3. The client sends the authorization code along with the original code_verifier to exchange for tokens. The authorization server verifies that the code_verifier indeed hashes into code_challenge before issuing the token.

My question is step #3: since HTTP is stateless, how does the client know which code_verifier to send along with the authorization code? Is this code_verifier stored in a cookie on the user agent?

Answer 1

Using a cookie to store the "code verifier" appears to violate the spirit of the OpenId specification and just appears to be a big security hole.

In brief, the spec expects you to use S256 to hash the code verifier and the code verifier to be kept secret from eavesdropping or being guessed.

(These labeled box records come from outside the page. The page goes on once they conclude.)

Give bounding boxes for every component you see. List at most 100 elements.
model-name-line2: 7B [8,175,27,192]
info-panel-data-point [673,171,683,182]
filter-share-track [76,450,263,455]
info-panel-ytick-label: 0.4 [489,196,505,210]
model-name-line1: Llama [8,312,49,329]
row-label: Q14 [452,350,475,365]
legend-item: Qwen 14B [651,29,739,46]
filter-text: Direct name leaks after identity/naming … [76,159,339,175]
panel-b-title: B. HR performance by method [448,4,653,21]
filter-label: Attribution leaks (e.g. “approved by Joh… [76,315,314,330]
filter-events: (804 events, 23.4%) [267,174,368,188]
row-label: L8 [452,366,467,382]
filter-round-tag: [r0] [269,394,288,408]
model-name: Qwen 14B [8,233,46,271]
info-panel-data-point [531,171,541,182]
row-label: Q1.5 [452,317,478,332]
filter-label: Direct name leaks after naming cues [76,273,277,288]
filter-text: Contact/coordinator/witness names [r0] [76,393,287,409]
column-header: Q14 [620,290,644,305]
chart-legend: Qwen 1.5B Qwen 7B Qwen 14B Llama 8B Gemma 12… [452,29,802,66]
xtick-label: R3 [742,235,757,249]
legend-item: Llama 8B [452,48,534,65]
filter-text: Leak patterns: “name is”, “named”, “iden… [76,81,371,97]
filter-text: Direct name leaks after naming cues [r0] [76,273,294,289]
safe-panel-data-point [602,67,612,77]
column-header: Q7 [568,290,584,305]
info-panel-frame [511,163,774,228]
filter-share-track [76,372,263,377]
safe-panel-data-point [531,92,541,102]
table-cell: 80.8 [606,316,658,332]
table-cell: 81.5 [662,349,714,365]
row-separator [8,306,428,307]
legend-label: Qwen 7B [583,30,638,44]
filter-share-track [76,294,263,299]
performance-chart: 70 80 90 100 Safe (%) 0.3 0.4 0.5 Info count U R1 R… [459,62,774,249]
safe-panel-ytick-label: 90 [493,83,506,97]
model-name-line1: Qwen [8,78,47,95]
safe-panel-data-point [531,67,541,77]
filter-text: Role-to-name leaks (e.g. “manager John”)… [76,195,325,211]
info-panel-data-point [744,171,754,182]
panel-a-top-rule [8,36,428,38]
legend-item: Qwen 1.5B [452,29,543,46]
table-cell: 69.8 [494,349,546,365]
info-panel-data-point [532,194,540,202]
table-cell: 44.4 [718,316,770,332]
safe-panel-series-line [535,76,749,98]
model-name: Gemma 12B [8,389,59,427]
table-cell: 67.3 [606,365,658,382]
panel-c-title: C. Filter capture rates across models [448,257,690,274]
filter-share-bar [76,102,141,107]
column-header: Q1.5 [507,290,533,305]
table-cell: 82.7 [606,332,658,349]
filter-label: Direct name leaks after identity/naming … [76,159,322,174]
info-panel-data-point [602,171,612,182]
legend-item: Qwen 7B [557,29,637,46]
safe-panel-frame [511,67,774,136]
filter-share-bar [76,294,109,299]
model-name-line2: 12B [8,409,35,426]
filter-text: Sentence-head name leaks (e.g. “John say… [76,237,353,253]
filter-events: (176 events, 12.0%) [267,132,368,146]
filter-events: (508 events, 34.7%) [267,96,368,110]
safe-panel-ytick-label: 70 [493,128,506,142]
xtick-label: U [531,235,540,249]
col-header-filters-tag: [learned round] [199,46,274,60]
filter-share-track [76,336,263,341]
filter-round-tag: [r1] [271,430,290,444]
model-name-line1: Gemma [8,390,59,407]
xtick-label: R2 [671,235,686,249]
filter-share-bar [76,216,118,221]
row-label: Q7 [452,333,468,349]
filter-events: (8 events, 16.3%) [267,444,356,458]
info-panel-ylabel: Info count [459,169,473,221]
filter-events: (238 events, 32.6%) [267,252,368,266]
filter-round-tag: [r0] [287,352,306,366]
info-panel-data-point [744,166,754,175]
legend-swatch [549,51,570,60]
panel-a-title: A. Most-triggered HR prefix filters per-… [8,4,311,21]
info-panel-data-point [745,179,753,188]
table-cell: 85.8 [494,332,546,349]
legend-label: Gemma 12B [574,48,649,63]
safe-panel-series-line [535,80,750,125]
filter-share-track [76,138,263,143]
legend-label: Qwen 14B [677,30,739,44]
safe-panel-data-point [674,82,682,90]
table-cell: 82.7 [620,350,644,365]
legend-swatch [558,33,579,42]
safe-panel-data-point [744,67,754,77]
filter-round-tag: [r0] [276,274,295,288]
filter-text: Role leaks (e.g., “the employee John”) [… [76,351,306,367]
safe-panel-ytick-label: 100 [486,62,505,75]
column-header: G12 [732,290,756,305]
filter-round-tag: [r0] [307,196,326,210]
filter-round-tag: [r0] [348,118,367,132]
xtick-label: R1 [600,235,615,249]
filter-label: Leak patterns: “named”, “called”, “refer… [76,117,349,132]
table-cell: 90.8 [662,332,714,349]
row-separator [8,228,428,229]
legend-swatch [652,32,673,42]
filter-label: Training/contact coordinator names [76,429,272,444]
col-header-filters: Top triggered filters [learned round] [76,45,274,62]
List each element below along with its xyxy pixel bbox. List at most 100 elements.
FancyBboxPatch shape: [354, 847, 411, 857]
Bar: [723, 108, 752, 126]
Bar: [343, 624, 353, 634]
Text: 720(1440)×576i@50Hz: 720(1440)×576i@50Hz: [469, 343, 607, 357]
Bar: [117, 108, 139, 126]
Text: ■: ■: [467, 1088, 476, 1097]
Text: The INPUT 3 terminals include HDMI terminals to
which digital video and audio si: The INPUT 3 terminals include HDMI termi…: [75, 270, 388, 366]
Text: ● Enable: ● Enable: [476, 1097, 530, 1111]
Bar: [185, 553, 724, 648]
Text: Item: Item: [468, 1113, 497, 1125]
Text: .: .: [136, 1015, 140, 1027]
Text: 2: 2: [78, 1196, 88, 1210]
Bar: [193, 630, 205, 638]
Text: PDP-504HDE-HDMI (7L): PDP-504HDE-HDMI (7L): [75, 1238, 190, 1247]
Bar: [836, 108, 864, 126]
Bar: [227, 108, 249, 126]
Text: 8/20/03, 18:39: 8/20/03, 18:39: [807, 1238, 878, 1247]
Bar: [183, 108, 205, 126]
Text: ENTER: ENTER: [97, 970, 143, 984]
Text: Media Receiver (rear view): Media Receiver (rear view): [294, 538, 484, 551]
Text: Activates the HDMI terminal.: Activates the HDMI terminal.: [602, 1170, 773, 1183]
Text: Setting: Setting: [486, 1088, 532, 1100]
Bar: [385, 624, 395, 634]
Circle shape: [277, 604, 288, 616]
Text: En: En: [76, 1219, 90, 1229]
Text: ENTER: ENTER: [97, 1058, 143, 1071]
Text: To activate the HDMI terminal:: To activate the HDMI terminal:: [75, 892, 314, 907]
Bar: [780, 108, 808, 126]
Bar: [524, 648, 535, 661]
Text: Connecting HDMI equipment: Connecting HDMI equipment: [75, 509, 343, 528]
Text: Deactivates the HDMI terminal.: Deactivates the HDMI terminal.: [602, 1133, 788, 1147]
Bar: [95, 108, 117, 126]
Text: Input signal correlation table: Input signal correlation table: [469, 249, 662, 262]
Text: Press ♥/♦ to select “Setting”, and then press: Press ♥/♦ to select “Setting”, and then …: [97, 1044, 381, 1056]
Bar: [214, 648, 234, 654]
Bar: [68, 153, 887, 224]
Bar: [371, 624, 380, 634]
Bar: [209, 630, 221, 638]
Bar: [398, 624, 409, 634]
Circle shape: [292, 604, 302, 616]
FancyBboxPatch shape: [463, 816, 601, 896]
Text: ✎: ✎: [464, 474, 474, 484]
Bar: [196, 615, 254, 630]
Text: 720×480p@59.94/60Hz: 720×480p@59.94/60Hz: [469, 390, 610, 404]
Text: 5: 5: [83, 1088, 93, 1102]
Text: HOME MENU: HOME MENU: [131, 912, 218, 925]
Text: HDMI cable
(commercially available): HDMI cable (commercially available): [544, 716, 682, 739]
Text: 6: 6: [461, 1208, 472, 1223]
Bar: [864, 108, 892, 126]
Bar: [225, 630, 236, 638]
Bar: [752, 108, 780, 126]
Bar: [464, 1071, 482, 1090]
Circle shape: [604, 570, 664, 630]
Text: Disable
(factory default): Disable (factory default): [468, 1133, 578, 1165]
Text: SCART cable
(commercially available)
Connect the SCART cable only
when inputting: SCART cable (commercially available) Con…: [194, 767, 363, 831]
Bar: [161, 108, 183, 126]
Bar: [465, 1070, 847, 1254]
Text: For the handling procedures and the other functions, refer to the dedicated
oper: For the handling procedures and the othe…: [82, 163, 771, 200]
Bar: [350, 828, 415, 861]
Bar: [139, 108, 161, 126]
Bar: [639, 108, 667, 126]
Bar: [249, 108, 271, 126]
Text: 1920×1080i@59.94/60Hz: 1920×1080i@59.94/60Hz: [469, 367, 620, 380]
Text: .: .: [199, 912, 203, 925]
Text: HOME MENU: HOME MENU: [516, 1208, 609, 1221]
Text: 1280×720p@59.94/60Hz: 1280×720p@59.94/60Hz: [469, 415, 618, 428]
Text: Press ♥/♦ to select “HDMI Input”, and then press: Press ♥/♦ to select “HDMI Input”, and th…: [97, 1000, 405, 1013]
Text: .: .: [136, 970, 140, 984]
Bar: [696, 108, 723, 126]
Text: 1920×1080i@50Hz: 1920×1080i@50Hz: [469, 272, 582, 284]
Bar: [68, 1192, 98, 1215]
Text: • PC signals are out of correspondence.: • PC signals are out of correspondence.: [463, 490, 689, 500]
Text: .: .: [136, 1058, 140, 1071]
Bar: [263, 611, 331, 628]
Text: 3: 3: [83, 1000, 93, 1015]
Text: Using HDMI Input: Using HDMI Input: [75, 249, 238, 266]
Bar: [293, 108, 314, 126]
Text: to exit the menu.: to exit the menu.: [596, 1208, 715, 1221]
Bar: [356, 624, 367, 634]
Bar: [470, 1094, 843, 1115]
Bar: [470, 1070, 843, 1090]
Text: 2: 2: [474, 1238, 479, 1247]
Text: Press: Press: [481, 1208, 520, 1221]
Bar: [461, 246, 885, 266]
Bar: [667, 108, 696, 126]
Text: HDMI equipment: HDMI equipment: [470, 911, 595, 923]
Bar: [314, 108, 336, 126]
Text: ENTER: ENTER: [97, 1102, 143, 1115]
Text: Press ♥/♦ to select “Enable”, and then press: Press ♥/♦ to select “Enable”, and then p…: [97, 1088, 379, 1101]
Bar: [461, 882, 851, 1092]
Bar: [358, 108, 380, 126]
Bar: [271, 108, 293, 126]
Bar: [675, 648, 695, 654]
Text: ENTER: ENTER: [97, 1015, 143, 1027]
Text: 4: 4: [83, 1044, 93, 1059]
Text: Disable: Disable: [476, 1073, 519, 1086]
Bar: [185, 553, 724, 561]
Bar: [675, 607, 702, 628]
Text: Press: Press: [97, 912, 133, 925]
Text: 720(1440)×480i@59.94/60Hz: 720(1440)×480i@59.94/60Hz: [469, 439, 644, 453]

PKCE RFC Section 7.1 says the "The security model relies on the fact that the code verifier is not learned or guessed by the attacker. It is vitally important to adhere to this principle. As such, the code verifier has to be created in such a manner that it is cryptographically random and has high entropy that it is not practical for the attacker to guess." ... "The use of "S256" protects against disclosure of the "code_verifier" value to an attacker."

Now it does give an opening to using a cookie if you encrypt the "code verifier". Here is the what the spec says in Section 7.2: "If the code challenge method is "plain" and the code challenge is to be returned inside authorization "code" to achieve a stateless server, it MUST be encrypted in such a manner that only the server can decrypt and extract it."

Well, OpenId specification has a solution and Microsoft has provided an implementation to follow. Refer to the "state" parameter in the OpenId specification when calling the "authorization" endpoint. The Identity Providers will return the value back to the caller.

The way it is done in .NET Core is using the "state" query string parameter whereby the value is a dictionary but protected (encrypted). For help look through the .NET core code and look at the method "BuildChallengeUrl" in "Microsoft.AspNetCore.Authentication.OAuth.OAuthHandler"

Also, this Site has a great idea that works. It's a valid option.